RBI's recent projection for India's GDP stands at 6.5 % for the upcoming year. The slump in the GDP came because of ongoing world issues like the Israel- Palestine War, certain economies failing to pick up in the Global North, and uneven monsoon.
There's an atmosphere of uncertainty prevailing as per the RBI governor. Especially, in the past days due to the Israel-Hamas Conflict.
The Arab countries hold a major share in the fuel supply. Therefore, the conflict can trigger global food, fuel, and fertilizer supplies.
Finance Minister Nirmala Sitharaman has flagged worries about the same.
India is highly dependent on fuel imports. Any volatility can hurt the macroeconomic framework of the country. Because of the election season, the government is cautious about it.
The US bond yields are on the rise. Bond yields hit a 16-year high of 5% as pointed out by the RBI Chief.
There's financial turmoil around the world as expressed by Central Bank governors from across the world. Therefore, stock markets have become volatile.
Seasonal surge in TOP (Tomato-Onion- Potato) prices in July- August indicated inflationary pressure on the economy. However, the monthly economic review released on Monday depicts inflation is on track and is stable in the current period.
Due to the easing out of inflation, consumption, and Investment demand has started picking up.

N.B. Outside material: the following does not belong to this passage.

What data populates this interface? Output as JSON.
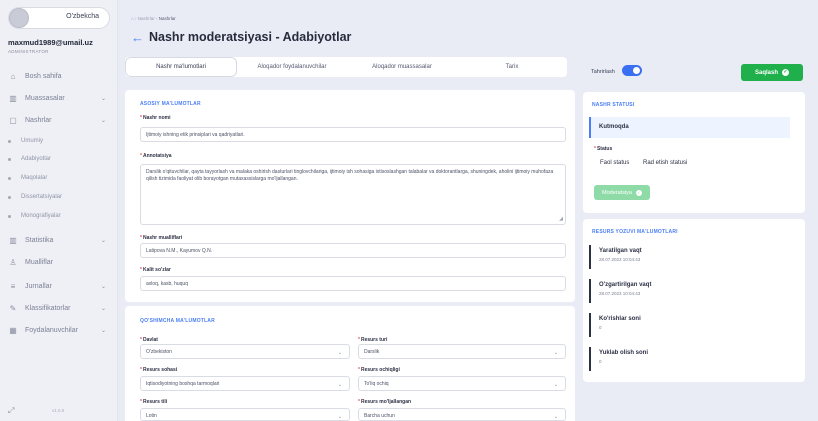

Fears around the rise in crude oil prices, the monthly review noted that the prices are under control and far below the average prices recorded in the last quarter.
The current Account Deficit is a concern for the Indian Economy. The government is focusing on the indigenization of products.
There's a surge in demand for vehicle and housing loans which shows restored confidence of the domestic consumers and increased spending in the economy that will boost investment.
The last quarter has seen a sharp downfall in automobiles especially, small car sales. Producers failed to capture rural demand. The alleged reason would be food inflation.
IT firms are cutting down on hiring. There are signs of uneven recovery.
RBI needs to incorporate a holistic plan that moves towards a broad macroeconomic framework for the upcoming fiscal year.